Interrogé sur une éventuelle augmentation du capital d'Areva, Emmanuel Macron a botté en touche.

Interrogé sur une éventuelle augmentation du capital d'Areva, Emmanuel Macron a botté en touche. - Bertrand Langlois - AFP

Malgré la perte record de 4,9 milliards d'euros enregistrée par le groupe français en 2014, le ministre de l'Economie a estimé qu'une augmentation de son capital n'était pas d'actualité.

Emmanuel Macron botte en touche. Le ministre de l'Economie a affirmé qu'une augmentation de capital d'Areva n'était "pas la priorité", alors que le spécialiste français du nucléaire a annoncé lundi une perte record pour 2014.

"Ca n'est pas aujourd'hui la priorité. Areva a aujourd'hui beaucoup à faire par elle même", a-t-il déclaré mardi, en marge de son déplacement au Salon de l'agriculture à Paris.

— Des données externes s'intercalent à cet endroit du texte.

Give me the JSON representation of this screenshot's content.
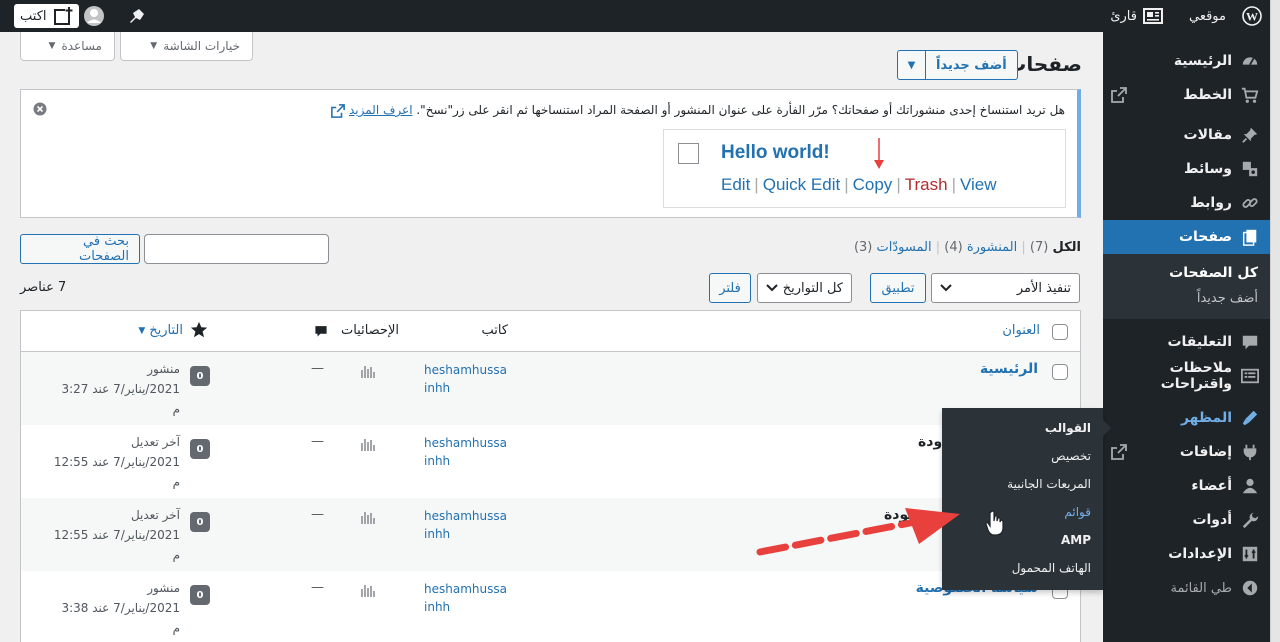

Areva, détenu à plus de 87% par des capitaux publics, a devancé lundi la publication de ses résultats 2014, prévue le 4 mars, en annonçant une perte nette record provisoire de 4,9 milliards d'euros, en raison notamment de nouvelles provisions et de la dépréciation de certains actifs.

Vers une cession d'actifs?

Le groupe fait face à une série de difficultés, dont le retard du chantier du réacteur EPR en Finlande, le décalage dans le redémarrage du nucléaire au Japon, et un marché des services aux installations existantes peu dynamique. Il doit annoncer le 4 mars, en même temps que ses résultats 2014 définitifs et le détail de ce nettoyage comptable, sa nouvelle stratégie ainsi qu'un drastique plan de compétitivité.

Selon des informations de presse, Areva pourrait notamment céder certains de ses actifs, totalement ou en partie, notamment dans les mines d'uranium.

Interrogé sur un partenariat avec la Chine dans ce domaine, Emmanuel Macron a simplement indiqué que "plusieurs options sont possibles et à la main de l'entreprise".

Le ministre a également affirmé qu'une prise de participation d'EDF ou de GDF dans certains actifs du spécialiste du nucléaire n'était "pas sur la table".